Proje kapsamında 7 adet pûşîde ve 5 adet sanduka tâc-ı şerifi yapılmıştır. Eserlerin görselleri sayfanın alt kısmında “Yapılan Çalışmalar” başlığı altında yer almaktadır.
Alaca Minâre Tekkesi; Vâlide-i Atik Mahallesi’nde, Kartal Baba Caddesi, Köprülü Fazıl Paşa Sokağı ve Boybeyi ile Miroğlu Sokağı’nın çevirdiği adada, H.1120- M.1708 tarihinde “Hacı Dede” lakabıyla tanınan Şeyh Hacı Hüseyin Dede tarafından yaptırılmıştır. H.1200- M.1785 tarihinde Şeyh Kâmil Seyyid Mustafa bin es-Seyyid Ali Efendi tarafından onarım görmüştür. Tekkenin ismi, bu gün mevcut olmayan, karşısındaki Alaca Minâre Mescidi’nden gelmektedir. "Hacı Dede Tekkesi", "Sadık Efendi Tekkesi", "Şeyh İbrâhim Efendi Tekkesi" isimleri ile anılmış olan tekke günümüzde Sadık Efendi Tekkesi ismi ile anılmaktadır.
Tekke'nin avlusunda “Âsitâneli Dilsizzâde el-Hac Büyük fesli Mehmed Fahreddîn Efendi’nin hayratıdır gurre-i Receb 1326” (30 Temmuz 1908) yazılı olan dikdörtgen bir şadırvan vardır.

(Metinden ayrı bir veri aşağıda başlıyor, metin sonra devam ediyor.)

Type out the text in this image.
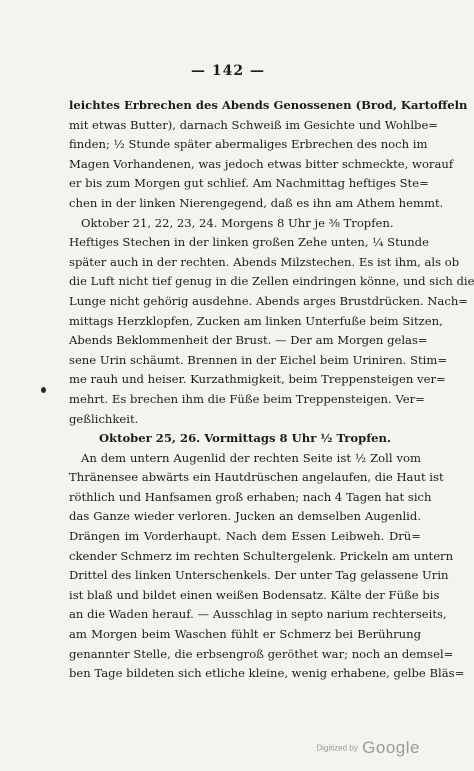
— 142 —
leichtes Erbrechen des Abends Genossenen (Brod, Kartoffeln
mit etwas Butter), darnach Schweiß im Gesichte und Wohlbe=
finden; ½ Stunde später abermaliges Erbrechen des noch im
Magen Vorhandenen, was jedoch etwas bitter schmeckte, worauf
er bis zum Morgen gut schlief. Am Nachmittag heftiges Ste=
chen in der linken Nierengegend, daß es ihn am Athem hemmt.
Oktober 21, 22, 23, 24. Morgens 8 Uhr je ⅜ Tropfen.
Heftiges Stechen in der linken großen Zehe unten, ¼ Stunde
später auch in der rechten. Abends Milzstechen. Es ist ihm, als ob
die Luft nicht tief genug in die Zellen eindringen könne, und sich die
Lunge nicht gehörig ausdehne. Abends arges Brustdrücken. Nach=
mittags Herzklopfen, Zucken am linken Unterfuße beim Sitzen,
Abends Beklommenheit der Brust. — Der am Morgen gelas=
sene Urin schäumt. Brennen in der Eichel beim Uriniren. Stim=
me rauh und heiser. Kurzathmigkeit, beim Treppensteigen ver=
mehrt. Es brechen ihm die Füße beim Treppensteigen. Ver=
geßlichkeit.
Oktober 25, 26. Vormittags 8 Uhr ½ Tropfen.
An dem untern Augenlid der rechten Seite ist ½ Zoll vom
Thränensee abwärts ein Hautdrüschen angelaufen, die Haut ist
röthlich und Hanfsamen groß erhaben; nach 4 Tagen hat sich
das Ganze wieder verloren. Jucken an demselben Augenlid.
Drängen im Vorderhaupt. Nach dem Essen Leibweh. Drü=
ckender Schmerz im rechten Schultergelenk. Prickeln am untern
Drittel des linken Unterschenkels. Der unter Tag gelassene Urin
ist blaß und bildet einen weißen Bodensatz. Kälte der Füße bis
an die Waden herauf. — Ausschlag in septo narium rechterseits,
am Morgen beim Waschen fühlt er Schmerz bei Berührung
genannter Stelle, die erbsengroß geröthet war; noch an demsel=
ben Tage bildeten sich etliche kleine, wenig erhabene, gelbe Bläs=
Digitized by Google
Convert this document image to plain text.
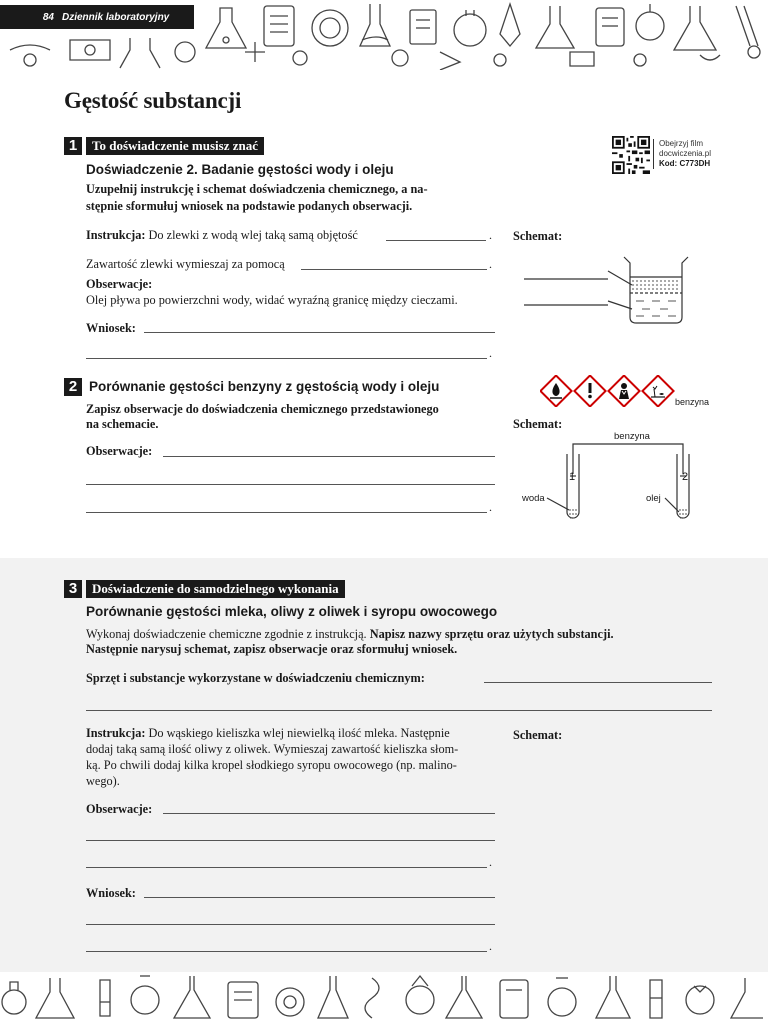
84 Dziennik laboratoryjny
Gęstość substancji
Obejrzyj film
docwiczenia.pl
Kod: C773DH
1	To doświadczenie musisz znać
Doświadczenie 2. Badanie gęstości wody i oleju
Uzupełnij instrukcję i schemat doświadczenia chemicznego, a na-
stępnie sformułuj wniosek na podstawie podanych obserwacji.
Instrukcja: Do zlewki z wodą wlej taką samą objętość	.
Zawartość zlewki wymieszaj za pomocą	.
Obserwacje:
Olej pływa po powierzchni wody, widać wyraźną granicę między cieczami.
Wniosek:
.
Schemat:
2 Porównanie gęstości benzyny z gęstością wody i oleju
Zapisz obserwacje do doświadczenia chemicznego przedstawionego
na schemacie.
Obserwacje:
.
benzyna
Schemat:
benzyna
1	2
woda	olej
3	Doświadczenie do samodzielnego wykonania
Porównanie gęstości mleka, oliwy z oliwek i syropu owocowego
Wykonaj doświadczenie chemiczne zgodnie z instrukcją. Napisz nazwy sprzętu oraz użytych substancji.
Następnie narysuj schemat, zapisz obserwacje oraz sformułuj wniosek.
Sprzęt i substancje wykorzystane w doświadczeniu chemicznym:
Instrukcja: Do wąskiego kieliszka wlej niewielką ilość mleka. Następnie
dodaj taką samą ilość oliwy z oliwek. Wymieszaj zawartość kieliszka słom-
ką. Po chwili dodaj kilka kropel słodkiego syropu owocowego (np. malino-
wego).
Schemat:
Obserwacje:
.
Wniosek:
.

Tekke, Sultan II. Abdülhamid Han (1876-1909) döneminde H.1302 - M.1884 tarihinde onarılmıştır. Günümüze ulaşmayan Tekke'nin Tuğralı onarım kitâbe metni Sultan II. Abdülhamid Han'ın Hazînedârı Sâbit Efendi tarafından yazılmıştır.
Tekke ve zâviyelerin kapatılmasından sonra eski fonksiyonunu yitiren Alaca Minâre Tekkesi’nin binâları hasar görmüş, tevhidhâne 1940 yılında Vakıflar İdâresi tarafından yıktırılmış, diğer bölümlerin bir kısmı ortadan kalkmış ve 2015 yılına kadar ancak harap yapıları ulaşabilmiştir.
Şeyh Sadık Efendi Tekkesi, 2015 yılında Üsküdar Belediyesi tarafından restore edilmiş olup sosyal, eğitim ve kültürel faâliyetlerinde kullanabilmesi maksadı ile İnsan ve İrfan Vakfı’na tahsis edilmiştir.
Tekke'nin hazîresinde; imam, şeyh, derviş, paşa gibi çeşitli mesleklerden kişiler bulunmaktadır.
Vakfımızın Üsküdar şubesi Şeyh Sadık Efendi Tekkesi’nde medfun bulunan zâtların pûşîdeleri türbe tefrişat ve tâdîlât çalışmalarımız kapsamında; 2018 yılında yenilenmiştir. Aynı yıl Sünbül Efendi Terzihânemizde Şeyh Sadık Efendi Tekkesi’ndeki sanduka tâc-ı şerifleri de yapılmıştır.
Eserler sandukanın çatı/kapak kısmını örtecek boyutlarda olup dört kenarlarında püskül saçak kısımları mevcuttur. Yedi eserde aynı yazı içeriğine ve süsleme programına sahiptir. Şeyh Piri Sani Muhammed Sâdık Erzincânî, Şeyh Fevzi Efendi, Şeyh Celali İbrahim Hamdi Ispartavî, Şeyh Abalı Hafız Muhammed Haydar Bergamavî, Şeyh İbrahim Şerif Tırnovai, Şeyh Hacı Hüseyin Dede, Şeyh Mehmed Fahri el-Nakşibendî sandukalarında pûşîdelerin sağ ve sol yanında celî sülüs hatla Yunus Sûresi 62. âyet olan “Elâ inne evliyâ allâhi lâ havfun ‘aleyhim ve lâ hum yahzenûn” işlenmiştir. Yazıların iki başında ise vazodan çıkan sünbül, lale ve karanfil motiflerinden oluşan şükûfe tarzı bezeme yer almaktadır.
"Bilesiniz ki Allah dostlarına asla korku yoktur; onlar üzüntü de çekmeyecekler."
Türbedeki sandukalar için yapılan beş adet tâc-ı şerif de aynı olup 12 terkli Zenbûriyye tâc-ı şerifleridir. Lengere cüneydi destar sarılmış olup taylasan destarın ucudur ve aşağıdan uzunca sarkıtılmıştır. Şeyh Sadık Efendi Hazretleri’nin tâc-ı şerifinin destarı siyah, diğerlerinin ise yeşildir.